19.08.2016, 16:39 Uhr | AP, dpa

US-Präsidentschaftswahl: Trump-Wahlkampfmanager tritt zurück. Donald Trump mit seinem Wahlkampfmanager Paul Manafort: Die jüngsten Schlagzeilen hätten sie sich sicherlich anders gewünscht. (Quelle: Reuters)

Donald Trump mit seinem Wahlkampfmanager Paul Manafort: Die jüngsten Schlagzeilen hätten sie sich sicherlich anders gewünscht. (Quelle: Reuters)

Der umstrittene Wahlkampfchef von US-Präsidentschaftskandidat Donald Trump nimmt seinen Hut. Paul Manafort wird ab sofort nicht mehr für den Republikaner Trump tätig sein.

Der Immobilienmilliardär Trump hatte am Mittwoch zum zweiten Mal binnen zwei Monaten sein Wahlkampfteam umgebaut, in dem Manafort zwar offiziell seinen Posten behielt, ihm aber Stephen Bannon als Geschäftsführer der Wahlkampagne zur Seite gestellt wurde. Manafort sollte als eine Art Chefstratege an Bord bleiben.

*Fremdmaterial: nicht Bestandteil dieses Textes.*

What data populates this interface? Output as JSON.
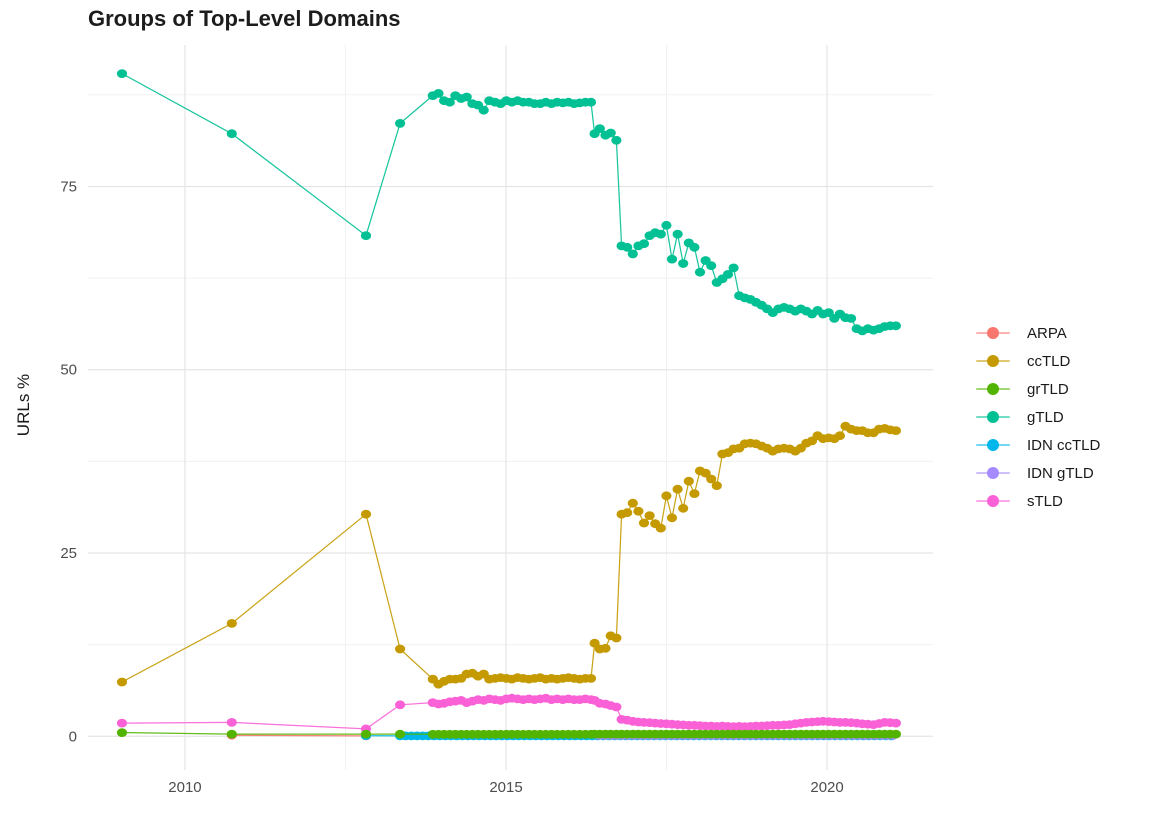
{
  "chart_data": {
    "type": "scatter",
    "title": "Groups of Top-Level Domains",
    "xlabel": "",
    "ylabel": "URLs %",
    "x_ticks": [
      2010,
      2015,
      2020
    ],
    "x_minor": [
      2012.5,
      2017.5
    ],
    "y_ticks": [
      0,
      25,
      50,
      75
    ],
    "y_minor": [
      12.5,
      37.5,
      62.5,
      87.5
    ],
    "xlim": [
      2008.49,
      2021.65
    ],
    "ylim": [
      -4.6,
      94.3
    ],
    "grid": true,
    "legend_position": "right",
    "draw_order": [
      "ARPA",
      "IDN ccTLD",
      "IDN gTLD",
      "ccTLD",
      "sTLD",
      "grTLD",
      "gTLD"
    ],
    "series": [
      {
        "name": "ARPA",
        "color": "#F8766D",
        "segments": [
          {
            "points": [
              [
                2010.73,
                0.15
              ],
              [
                2012.82,
                0.05
              ]
            ]
          }
        ]
      },
      {
        "name": "ccTLD",
        "color": "#C49A00",
        "segments": [
          {
            "points": [
              [
                2009.02,
                7.4
              ],
              [
                2010.73,
                15.4
              ],
              [
                2012.82,
                30.3
              ],
              [
                2013.35,
                11.9
              ]
            ]
          },
          {
            "start": 2013.86,
            "step": 0.088,
            "values": [
              7.8,
              7.1,
              7.5,
              7.8,
              7.8,
              7.9,
              8.5,
              8.6,
              8.2,
              8.5,
              7.8,
              7.9,
              8.0,
              7.9,
              7.8,
              8.0,
              7.9,
              7.8,
              7.9,
              8.0,
              7.8,
              7.9,
              7.8,
              7.9,
              8.0,
              7.9,
              7.8,
              7.9,
              7.9
            ]
          },
          {
            "points": [
              [
                2016.38,
                12.7
              ],
              [
                2016.46,
                11.9
              ],
              [
                2016.55,
                12.0
              ],
              [
                2016.63,
                13.7
              ],
              [
                2016.72,
                13.4
              ]
            ]
          },
          {
            "start": 2016.8,
            "step": 0.0872,
            "values": [
              30.3,
              30.5,
              31.8,
              30.7,
              29.1,
              30.1,
              29.0,
              28.4,
              32.8,
              29.8,
              33.7,
              31.1,
              34.8,
              33.1,
              36.2,
              35.9,
              35.1,
              34.2,
              38.5,
              38.7,
              39.2,
              39.3,
              39.9,
              40.0,
              39.9,
              39.6,
              39.3,
              38.9,
              39.2,
              39.3,
              39.2,
              38.9,
              39.3,
              40.0,
              40.3,
              41.0,
              40.6,
              40.7,
              40.6,
              41.0,
              42.3,
              41.9,
              41.7,
              41.7,
              41.4,
              41.4,
              41.9,
              42.0,
              41.8,
              41.7
            ]
          }
        ]
      },
      {
        "name": "grTLD",
        "color": "#53B400",
        "segments": [
          {
            "points": [
              [
                2009.02,
                0.5
              ],
              [
                2010.73,
                0.3
              ],
              [
                2012.82,
                0.3
              ],
              [
                2013.35,
                0.3
              ]
            ]
          },
          {
            "start": 2013.86,
            "step": 0.088,
            "const": 0.27,
            "count": 29
          },
          {
            "points": [
              [
                2016.38,
                0.3
              ],
              [
                2016.46,
                0.3
              ],
              [
                2016.55,
                0.3
              ],
              [
                2016.63,
                0.3
              ],
              [
                2016.72,
                0.3
              ]
            ]
          },
          {
            "start": 2016.8,
            "step": 0.0872,
            "const": 0.3,
            "count": 50
          }
        ]
      },
      {
        "name": "gTLD",
        "color": "#00C094",
        "segments": [
          {
            "points": [
              [
                2009.02,
                90.4
              ],
              [
                2010.73,
                82.2
              ],
              [
                2012.82,
                68.3
              ],
              [
                2013.35,
                83.6
              ]
            ]
          },
          {
            "start": 2013.86,
            "step": 0.088,
            "values": [
              87.4,
              87.7,
              86.7,
              86.5,
              87.4,
              87.0,
              87.2,
              86.3,
              86.1,
              85.4,
              86.7,
              86.5,
              86.3,
              86.7,
              86.5,
              86.7,
              86.5,
              86.5,
              86.3,
              86.3,
              86.5,
              86.3,
              86.5,
              86.4,
              86.5,
              86.3,
              86.4,
              86.5,
              86.5
            ]
          },
          {
            "points": [
              [
                2016.38,
                82.2
              ],
              [
                2016.46,
                82.9
              ],
              [
                2016.55,
                82.0
              ],
              [
                2016.63,
                82.3
              ],
              [
                2016.72,
                81.3
              ]
            ]
          },
          {
            "start": 2016.8,
            "step": 0.0872,
            "values": [
              66.9,
              66.7,
              65.8,
              66.9,
              67.2,
              68.3,
              68.7,
              68.5,
              69.7,
              65.1,
              68.5,
              64.5,
              67.3,
              66.7,
              63.3,
              64.9,
              64.2,
              61.9,
              62.4,
              63.0,
              63.9,
              60.1,
              59.8,
              59.6,
              59.2,
              58.8,
              58.3,
              57.8,
              58.3,
              58.5,
              58.3,
              58.0,
              58.3,
              58.0,
              57.6,
              58.1,
              57.6,
              57.8,
              57.0,
              57.6,
              57.1,
              57.0,
              55.6,
              55.3,
              55.6,
              55.4,
              55.6,
              55.9,
              56.0,
              56.0
            ]
          }
        ]
      },
      {
        "name": "IDN ccTLD",
        "color": "#00B6EB",
        "segments": [
          {
            "points": [
              [
                2012.82,
                0.08
              ]
            ]
          },
          {
            "start": 2013.35,
            "step": 0.088,
            "const": 0.05,
            "count": 88
          }
        ]
      },
      {
        "name": "IDN gTLD",
        "color": "#A58AFF",
        "segments": [
          {
            "start": 2016.45,
            "step": 0.088,
            "const": 0.12,
            "count": 53
          }
        ]
      },
      {
        "name": "sTLD",
        "color": "#FB61D7",
        "segments": [
          {
            "points": [
              [
                2009.02,
                1.8
              ],
              [
                2010.73,
                1.9
              ],
              [
                2012.82,
                1.0
              ],
              [
                2013.35,
                4.3
              ]
            ]
          },
          {
            "start": 2013.86,
            "step": 0.088,
            "values": [
              4.6,
              4.4,
              4.5,
              4.7,
              4.8,
              4.9,
              4.6,
              4.8,
              5.0,
              4.9,
              5.1,
              5.0,
              4.9,
              5.1,
              5.2,
              5.1,
              5.0,
              5.1,
              5.0,
              5.1,
              5.2,
              5.0,
              5.1,
              5.0,
              5.1,
              5.0,
              5.0,
              5.1,
              5.0
            ]
          },
          {
            "points": [
              [
                2016.38,
                4.9
              ],
              [
                2016.46,
                4.5
              ],
              [
                2016.55,
                4.4
              ],
              [
                2016.63,
                4.2
              ],
              [
                2016.72,
                4.0
              ]
            ]
          },
          {
            "start": 2016.8,
            "step": 0.0872,
            "values": [
              2.3,
              2.2,
              2.05,
              1.95,
              1.9,
              1.85,
              1.8,
              1.75,
              1.7,
              1.65,
              1.6,
              1.55,
              1.5,
              1.5,
              1.45,
              1.4,
              1.4,
              1.35,
              1.4,
              1.35,
              1.3,
              1.35,
              1.3,
              1.35,
              1.4,
              1.4,
              1.45,
              1.5,
              1.5,
              1.55,
              1.6,
              1.7,
              1.8,
              1.9,
              1.95,
              2.0,
              2.05,
              2.0,
              1.95,
              1.9,
              1.9,
              1.85,
              1.8,
              1.7,
              1.65,
              1.6,
              1.75,
              1.9,
              1.85,
              1.8
            ]
          }
        ]
      }
    ],
    "style": {
      "grid_major_color": "#e5e5e5",
      "grid_minor_color": "#f0f0f0",
      "tick_label_color": "#4d4d4d",
      "title_color": "#1c1c1c",
      "background": "#ffffff"
    }
  }
}
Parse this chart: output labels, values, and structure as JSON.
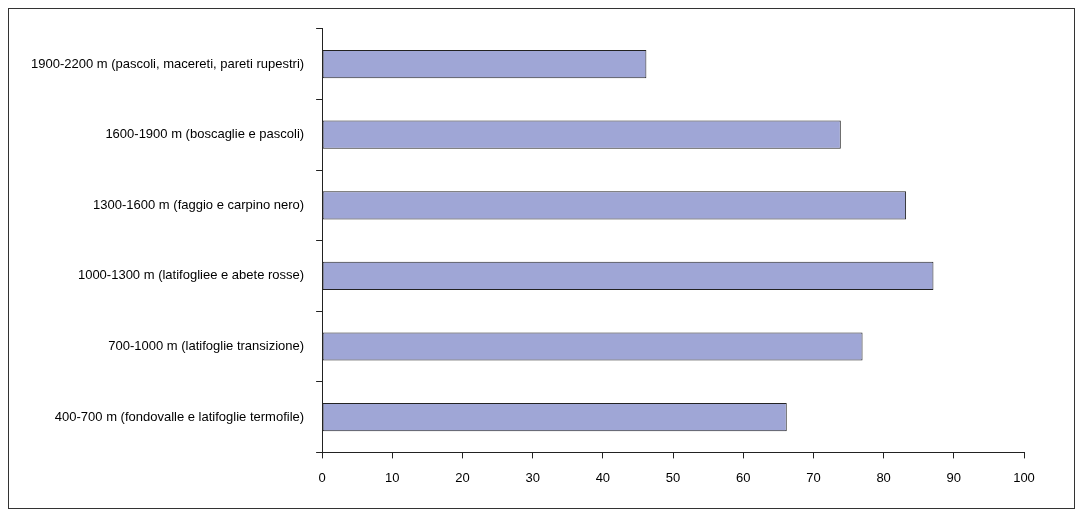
{
  "chart_data": {
    "type": "bar",
    "orientation": "horizontal",
    "categories": [
      "1900-2200 m (pascoli, macereti, pareti rupestri)",
      "1600-1900 m (boscaglie e pascoli)",
      "1300-1600 m (faggio e carpino nero)",
      "1000-1300 m (latifogliee e abete rosse)",
      "700-1000 m (latifoglie transizione)",
      "400-700 m (fondovalle e latifoglie termofile)"
    ],
    "values": [
      46.2,
      73.9,
      83.2,
      87.1,
      77.0,
      66.2
    ],
    "color": "#9fa6d6",
    "xlim": [
      0,
      100
    ],
    "xticks": [
      0,
      10,
      20,
      30,
      40,
      50,
      60,
      70,
      80,
      90,
      100
    ],
    "grid": false,
    "legend": false
  }
}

Sein Rücktritt ist ein weiterer Beleg für die anhaltenden Turbulenzen, in denen Trumps Team steckt.

Manafort war zuletzt wegen dubioser Geldflüsse aus der Ukraine in die USA in die Kritik geraten. Die "New York Times" berichtete, dass ukrainische Anti-Korruptions-Ermittler den Namen Manaforts in einer von Viktor Janukowitschs Partei geführten Liste von Schwarzgeldempfängern gefunden hätten - der Lobbyist werde dort als Empfänger von 12,7 Millionen Dollar (rund 11,35 Millionen Euro) im Zeitraum von 2007 bis 2012 geführt. Der Trump-Manager wies den Schwarzgeld-Verdacht als "haltlos, widersinnig und töricht" zurück.

Schwarzgeld-Verdacht politisch brisant

Der Schwarzgeld-Verdacht gegen Manafort war politisch insofern brisant, als Trump im Geruch steht, Putin übermäßig freundlich gesonnen zu sein. Der rechtspopulistische Immobilienmillardär hat nicht nur immer wieder die Führungsqualitäten des russischen Staatschefs angepriesen, sondern sich auch verständnisvoll über dessen Ukraine-Politik geäußert.